After all, the university’s statutes state that any act undertaken on behalf of the university requires approval “by Grace of the Regent House” (after a formal discussion and vote in the university parliament), unless the power to do so has been properly delegated. No discussion or vote had taken place and it remains unclear for now whether that power was ever delegated in the first place. It was almost certainly concerns such as these that finally prompted the Vice Chancellor to withdraw the entire “Change the Culture” campaign.

It had become clear, he admitted, that “the updated HR policies which underpinned the campaign were launched prematurely and without full scrutiny.” He had, in effect, boxed himself in. For he was asking his colleagues to accept that bad behaviour had become so endemic that only root-and-branch changes to disciplinary policies could address it, while imposing those changes without scrutiny on the basis that they were too minor to warrant consultation with the wider university.

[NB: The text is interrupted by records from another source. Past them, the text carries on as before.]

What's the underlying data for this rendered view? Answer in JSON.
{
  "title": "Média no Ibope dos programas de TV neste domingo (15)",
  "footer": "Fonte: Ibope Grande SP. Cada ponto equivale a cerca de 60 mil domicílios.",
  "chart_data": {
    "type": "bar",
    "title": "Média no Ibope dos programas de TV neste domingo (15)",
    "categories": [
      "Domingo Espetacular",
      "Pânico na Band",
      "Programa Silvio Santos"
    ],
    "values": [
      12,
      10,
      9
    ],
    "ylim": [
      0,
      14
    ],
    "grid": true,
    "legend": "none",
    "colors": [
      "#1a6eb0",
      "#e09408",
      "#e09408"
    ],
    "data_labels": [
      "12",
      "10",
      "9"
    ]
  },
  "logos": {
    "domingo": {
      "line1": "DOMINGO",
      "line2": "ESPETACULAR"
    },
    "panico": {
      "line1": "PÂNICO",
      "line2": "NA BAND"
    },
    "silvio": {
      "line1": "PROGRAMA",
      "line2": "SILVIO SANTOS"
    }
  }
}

Given the scale of the defeat when the Coddling Vision was put to a vote of the university last December, resistance to wider debate about a policy that would also have institutionalised that vision is hardly surprising. Still, there can be no doubt that had the proper democratic procedures been followed, the most reputationally damaging and legally suspect elements of the campaign would never have seen the light of day.

The incident has solidified a large coalition of concerned champions of the Truth-Seeking Vision

There are some aspects of this sorry saga for which we should be grateful. For one thing, the university has been spared the sight of dons tiptoeing backwards out of lecture theatres, eyebrows carefully furrowed, anxiously avoiding giving any compliments, and busily consulting the latest encyclopaedia of approved pronouns. 

Factor in genuflections with raised fist for Black Lives Matter and the physiological toll that woke callisthenics would have taken on portly professors does not bear thinking about.

For another, the incident has solidified a large coalition of concerned champions of the Truth-Seeking Vision with the determination and resources to prevent the university from succumbing wholesale to the Coddling Vision. Moreover, as Parliament prepares to debate the Higher Education (Freedom of Speech) Bill, incidents such as these may focus the minds of voters and legislators on the scale of the problem that the legislation is intended to mitigate. And finally, the last few months may at long last have chastened the senior leadership’s dirigisme and reminded it of the good sense of submitting its decisions to the democratic scrutiny of the collegiate university.

We should keep asking why a small group of ideologically motivated people are so intent upon pursuing this agenda

Higher education ought to be a shining beacon on the landscape of a post-Brexit economy. As this sad debacle was unfolding, it was announced that four UK universities had been ranked in the world’s top ten and eight of them in the top 50. In that latter tier, London alone has four times as many universities as the European Union. Relative to our size, no other country can match us for the calibre of our higher education and research sector. That is why the United States is our only rival for the soft power that it bestows upon us. 

We can but hope that university leaders throughout the land quickly recall themselves to the value of what they are stewarding on the nation’s behalf and that they begin to recognise the dangers of imposing ideologically partisan policies that would elevate Coddling above Truth-Seeking. 

We should keep asking why a small group of ideologically motivated people are so intent upon pursuing this agenda. And we should keep asking that until we finally get some answers. For the truth shall set us free.